The PERFECT bread recipe for the beginning baker! Think Wonder Bread!
First, I want to mention I'm not talented enough to be able to claim I created this recipe. I found it on another forum and I really don't know who the original author is, but whoever it is, created a WINNER! This bread has a soft crust and interior (somewhat like store bought white but much tastier with a nicer texture) so for those of you who only want to tackle a crusty bread, this one is not for you. The crust also does not get very dark, but you could probably mist it with a bit of water if you want it darker.
But, if you're even a little like me in that you desperately want to be successful in making ANY kind of bread, you will LOVE this recipe! After I struggle for days to get a more complicated recipe to work for me, this one is a RELIEF to work on. I have never had a failure, even when I threw it together in a hurry. And EVERYONE here loves it! My grandson, who never asks for seconds of anything, asked me for a second slice of this tasty bread. My husband, who is difficult to please to say the least, is very happy when I use it to make his sandwiches to take with him to work in the morning. He's actually so proud that I can make it that he shares his sandwiches from time to time so his associates can sample it.
This is the recipe:
Combine in the slightly preheated bowl from your stand mixer (you can also do this entirely by hand, but it's a lot more work):
2 cups of 110-112 degree water
1 tablespoon plus one teaspoon instant yeast (a total of 4 teaspoons)
1 tablespoon sugar
Cover and let rise in a warm place for 5 minutes (to create warm place, I put my oven on 350 degrees for about 10 seconds and shut it off)
Add to the yeast mixture:
¼ cup oil
5 cups bread flour (I find the best way to measure flour for this recipe is to scoop it, as recommended by the America's Test Kitchen Family Baking Book. I have tried weighing it--which really should work--and spooning into the measuring cup, as recommended by the King Arthur Flour Baker's Companion, but with both methods the dough was too slack and I had to add flour.)
2 teaspoons salt
Knead until smooth and elastic. I use the dough hook to combine it for a couple of minutes (while scraping down the sides to help combine the ingredients) and knead for at least an additional 5 minutes on speed 2.

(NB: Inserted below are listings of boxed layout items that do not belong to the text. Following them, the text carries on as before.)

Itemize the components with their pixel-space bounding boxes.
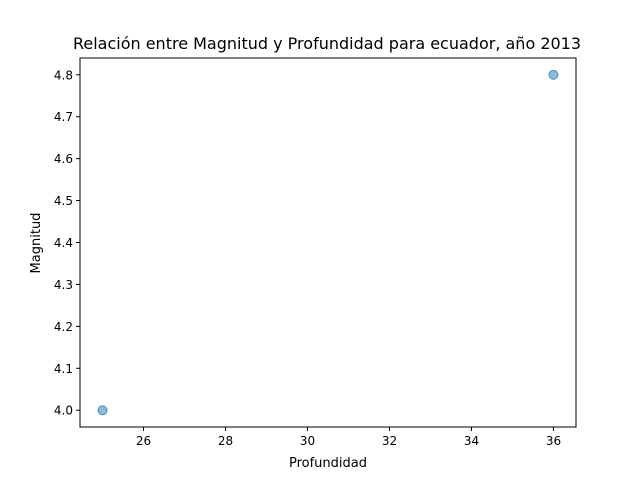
y-tick-label: 4.2 [54,320,73,334]
x-tick-label: 30 [300,434,315,448]
data-point-1 [97,405,108,416]
x-axis: 26 28 30 32 34 36 [136,427,561,448]
x-tick-label: 26 [136,434,151,448]
y-tick-label: 4.0 [54,404,73,418]
y-tick-label: 4.7 [54,110,73,124]
y-axis: 4.0 4.1 4.2 4.3 4.4 4.5 4.6 4.7 4.8 [54,68,80,418]
y-axis-label: Magnitud [29,213,44,274]
x-axis-label: Profundidad [289,456,367,471]
y-tick-label: 4.8 [54,68,73,82]
data-point-2 [548,69,559,80]
y-tick-label: 4.3 [54,278,73,292]
chart-title: Relación entre Magnitud y Profundidad pa… [73,34,581,53]
x-tick-label: 28 [218,434,233,448]
plot-area [97,69,559,416]
x-tick-label: 34 [464,434,479,448]
y-tick-label: 4.4 [54,236,73,250]
x-tick-label: 36 [546,434,561,448]
y-tick-label: 4.6 [54,152,73,166]
y-tick-label: 4.1 [54,362,73,376]
x-tick-label: 32 [382,434,397,448]
y-tick-label: 4.5 [54,194,73,208]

Place the dough (sometimes you have to aid it with a scraper to release it from the bottom of the mixer bowl as it doesn't seem to hold the ball shape on the hook each and every time) in a greased bowl, turn it, and cover it with plastic wrap that has been sprayed with a nonstick coating, such as Pam.
Cover and let rise in a warm place for 20-25 minutes. I use the minimum time for both the first and second rise. Punch the dough down and divide it into two equal portions. Then roll each piece into two rectangles that each measure approximately 10" by 14". Starting from the long end, roll each rectangle up in jelly roll fashion and tuck in the ends slightly. Pinch the seam together and place each loaf with the seam to the bottom on a greased 12" by 16" (or similar size) cookie sheet or shallow baking pan. I find the two loaves work fine on one pan. Diagonally slash each loaf about 3 times with a sharp, floured knife.
Lightly spray the loaves with nonstick spray and cover with plastic wrap. Let the loaves rise for 20-25 minutes in a warm place. Since I will have to preheat my oven while these loaves are rising, I cannot let the loaves rise in there and I turn on my toaster oven and leave it on for several minutes. After I shut if off, I check to see how hot the top has become and layer the appropriate amount of kitchen towels on top of it so that the bottom of the cookie sheet I will be placing on it doesn't get too hot. I then place the loaves on top of the towels on the toaster oven, making sure they are situated to the back (under the cabinets), where I believe the most heat would be trapped. Your situation may be different so I am only offering this as a suggestion.
Preheat the oven to 350 degrees and bake the bread for 20-25 minutes. I use the maximum time as this bread does not get a very dark crust. Let the bread cool for at least 10 minutes before slicing--it will still be warm.